Ferrera joined the guerrerista campaigns of General Francisco Morazán and participated brilliantly in the battles of The Trinidad and Gualcho. In addition, he saw action in the pacification of Olancho. In March 1832, Ferrera faced Vicente Domínguez in Yoro and later in Sonaguera and Trujillo, defeating him in both opportunities. Due to his bravery on the battlefield, he was promoted by General Morazán.

In October 1838, Ferrera rebelled against the federalist government of General Morazán and fought to make Honduras a free state. On 5 April 1839, he was defeated by General Morazán in the battle of the Spirit Santo in El Salvador. After that humiliating defeat, Ferrera took refuge in Nicaragua.

He was Provisional Chief of State of Honduras (1833–1834) and Constitutional President (1841–1844).

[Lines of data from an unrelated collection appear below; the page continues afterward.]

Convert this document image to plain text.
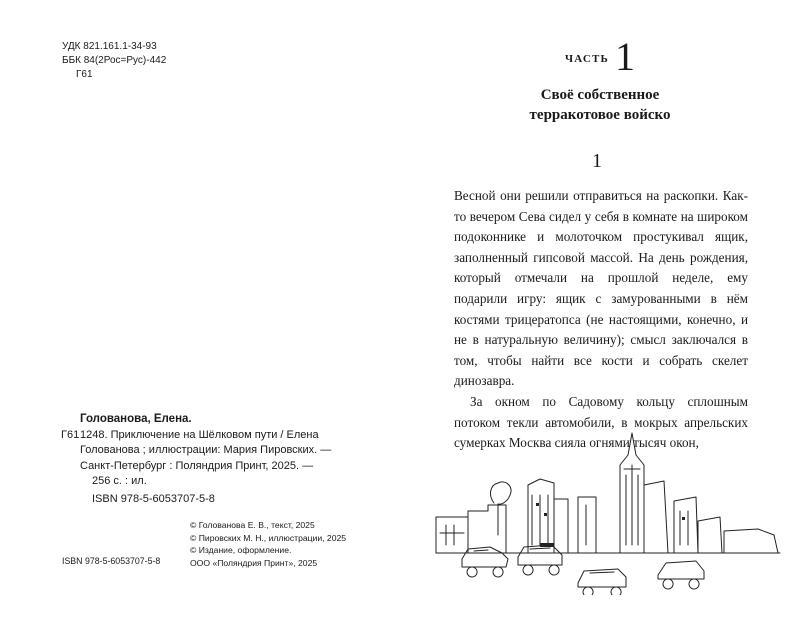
УДК 821.161.1-34-93
ББК 84(2Рос=Рус)-442
Г61
Голованова, Елена.
Г61 1248. Приключение на Шёлковом пути / Елена
Голованова ; иллюстрации: Мария Пировских. —
Санкт-Петербург : Поляндрия Принт, 2025. —
256 с. : ил.
ISBN 978-5-6053707-5-8
© Голованова Е. В., текст, 2025
© Пировских М. Н., иллюстрации, 2025
© Издание, оформление.
ООО «Поляндрия Принт», 2025
ISBN 978-5-6053707-5-8
ЧАСТЬ 1
Своё собственное
терракотовое войско
1

Весной они решили отправиться на раскопки. Как-то вечером Сева сидел у себя в комнате на широком подоконнике и молоточком простукивал ящик, заполненный гипсовой массой. На день рождения, который отмечали на прошлой неделе, ему подарили игру: ящик с замурованными в нём костями трицератопса (не настоящими, конечно, и не в натуральную величину); смысл заключался в том, чтобы найти все кости и собрать скелет динозавра.

За окном по Садовому кольцу сплошным потоком текли автомобили, в мокрых апрельских сумерках Москва сияла огнями тысяч окон,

"The Republic, after the dissolution of the Federation, was inaugurated under a Conservative régime. On [11 January] 1840, the Congress was installed with ceremonies more religious than political. Forty-four Te Deum masses were sung on that day, and President Ferrera was 'besmoked with incense in the cathedral.'"

He was re-elected President in 1847, resigning that same year before taking office. Ferrera died in Chalatenango, El Salvador, on 10 April 1851.